Amanhã é Dia das Crianças, e elas estão ansiosas pelos presentes que já não se resumem a brinquedos e jogos, mas eletrônicos, como tablets, computadores e celulares. A mudança abre espaço para o desafio de regrar o uso

Nascer em uma época em que não é preciso passar horas numa biblioteca debruçado sobre livros para fazer pesquisas escolares. Essa é a realidade da chamada geração Z, que nasceu a partir de 1990. Nunca foi tão fácil encontrar e absorver tanto conhecimento com a ajuda das milhares de ferramentas disponíveis - da Wikipédia aos cursos online. É uma grande quantidade de estímulos que, em contrapartida, aumentam também as possibilidades de distração da criança ou jovem. Perante esse mundo virtual, como pais e professores podem auxiliar para que o mundo online ande a favor do desenvolvimento das crianças? Bom senso é um dos primeiros passos. 
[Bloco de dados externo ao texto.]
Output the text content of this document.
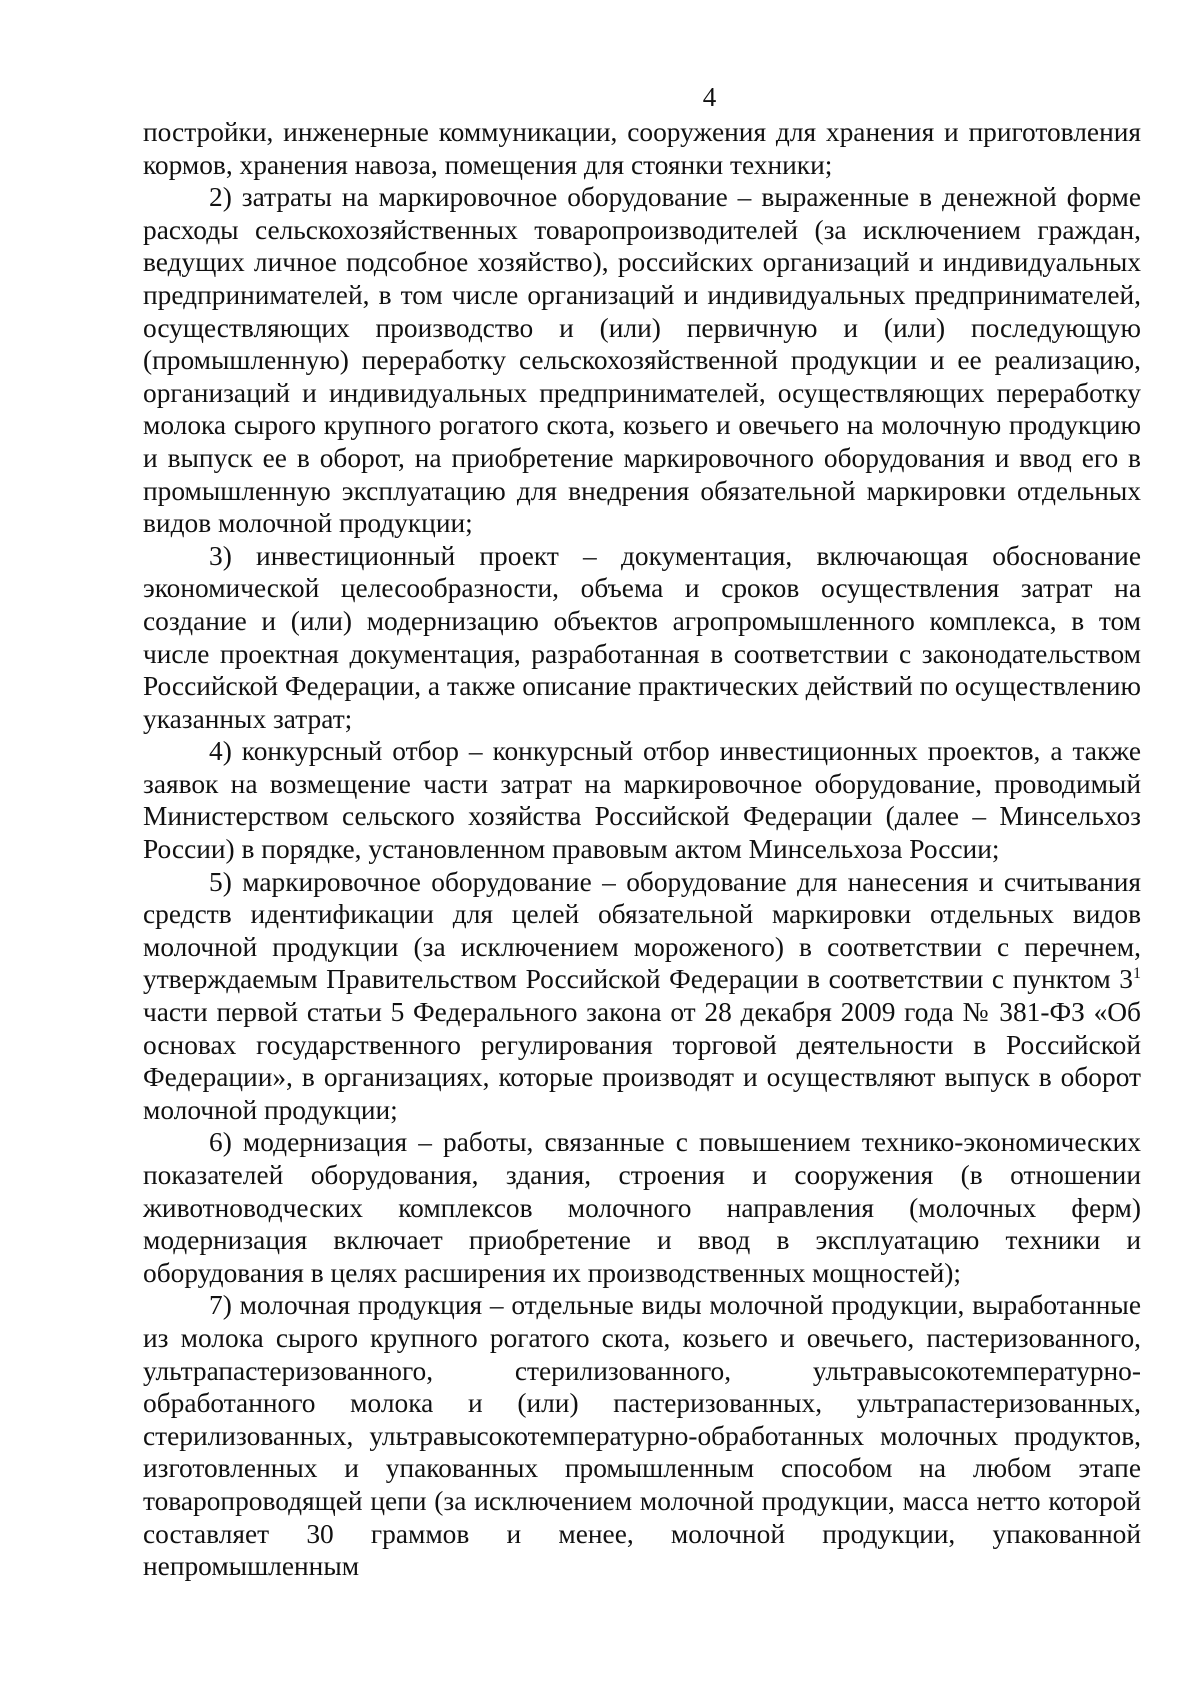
4

постройки, инженерные коммуникации, сооружения для хранения и приготовления кормов, хранения навоза, помещения для стоянки техники;

2) затраты на маркировочное оборудование – выраженные в денежной форме расходы сельскохозяйственных товаропроизводителей (за исключением граждан, ведущих личное подсобное хозяйство), российских организаций и индивидуальных предпринимателей, в том числе организаций и индивидуальных предпринимателей, осуществляющих производство и (или) первичную и (или) последующую (промышленную) переработку сельскохозяйственной продукции и ее реализацию, организаций и индивидуальных предпринимателей, осуществляющих переработку молока сырого крупного рогатого скота, козьего и овечьего на молочную продукцию и выпуск ее в оборот, на приобретение маркировочного оборудования и ввод его в промышленную эксплуатацию для внедрения обязательной маркировки отдельных видов молочной продукции;

3) инвестиционный проект – документация, включающая обоснование экономической целесообразности, объема и сроков осуществления затрат на создание и (или) модернизацию объектов агропромышленного комплекса, в том числе проектная документация, разработанная в соответствии с законодательством Российской Федерации, а также описание практических действий по осуществлению указанных затрат;

4) конкурсный отбор – конкурсный отбор инвестиционных проектов, а также заявок на возмещение части затрат на маркировочное оборудование, проводимый Министерством сельского хозяйства Российской Федерации (далее – Минсельхоз России) в порядке, установленном правовым актом Минсельхоза России;

5) маркировочное оборудование – оборудование для нанесения и считывания средств идентификации для целей обязательной маркировки отдельных видов молочной продукции (за исключением мороженого) в соответствии с перечнем, утверждаемым Правительством Российской Федерации в соответствии с пунктом $3^1$ части первой статьи 5 Федерального закона от 28 декабря 2009 года № 381-ФЗ «Об основах государственного регулирования торговой деятельности в Российской Федерации», в организациях, которые производят и осуществляют выпуск в оборот молочной продукции;

6) модернизация – работы, связанные с повышением технико-экономических показателей оборудования, здания, строения и сооружения (в отношении животноводческих комплексов молочного направления (молочных ферм) модернизация включает приобретение и ввод в эксплуатацию техники и оборудования в целях расширения их производственных мощностей);

7) молочная продукция – отдельные виды молочной продукции, выработанные из молока сырого крупного рогатого скота, козьего и овечьего, пастеризованного, ультрапастеризованного, стерилизованного, ультравысокотемпературно-обработанного молока и (или) пастеризованных, ультрапастеризованных, стерилизованных, ультравысокотемпературно-обработанных молочных продуктов, изготовленных и упакованных промышленным способом на любом этапе товаропроводящей цепи (за исключением молочной продукции, масса нетто которой составляет 30 граммов и менее, молочной продукции, упакованной непромышленным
Estimulação precoce, iniciação musical, natação, brinquedos educativos, cursos, smartphones, tablets, apps. A lista para o desenvolvimento de um filho está aumentando e ganhando novos itens, principalmente com as tecnologias eletrônicas. Uma pesquisa feita em 2012 pelo Instituto Nacional de Vendas e Trade Marketing (Invent) estimou em R$ 2 milhões os gastos das famílias abonadas com um filho até os 23 anos, incluindo educação, lazer, saúde e vestuário. Com brinquedos, informática, telefonia e tecnologia os gastos são de R$ 36,6 mil. Diante deste cenário, outras preocupações estão surgindo. Até onde os excessos, falando aqui de mídias, auxiliam no desenvolvimento e na educação de uma criança.

Facilidade de interação
Se para um adulto ver uma criança de cinco anos super integrada com um tablet é estranho, para a criança é normal. Segundo a doutora em Informática na Educação e mestre em Psicologia do Desenvolvimento e professora da Universidade de Caxias do Sul (UCS), Carla Beatris Valentini, essas crianças estão em um contexto histórico diferente e lidam com a tecnologia digital de outra maneira. "Qualquer criança tem facilidade em interagir, a curiosidade e vontade de conhecer o mundo é natural do ser humano. A criança que nasce hoje já nasce no contexto de um mundo muito mais complexo e com infinitas formas de interação, muito mais do que de 50 anos atrás. Naturalmente ela aprende com maior facilidade", explica Carla. Nessa gama de interações a criança aprende a se comunicar, pensar e aprender de forma diferente, acompanhando um mundo mais ágil, interativo e dinâmico. "A criança tem uma necessidade de explorar para conhecer o mundo e as tecnologias digitais, as mídias são uma grande porta de acesso para isso", complementa Carla. É a partir de então que os reflexos dessas facilidades se tornam mais presentes. Ao mesmo tempo em que a criança olha para as coisas de forma diferente deve estar atenta para não perder a concentração e o foco, que com tanta informação se tornam mais frágeis. "A criança aprende de uma forma dinâmica e hipermidiática, ou seja, ela não aprende só ouvindo, mas aprende fazendo. O que pode preocupar nisso é na questão de concentração, mas essas crianças se desenvolvem fazendo mais de uma coisa ao mesmo tempo", acrescenta a professora.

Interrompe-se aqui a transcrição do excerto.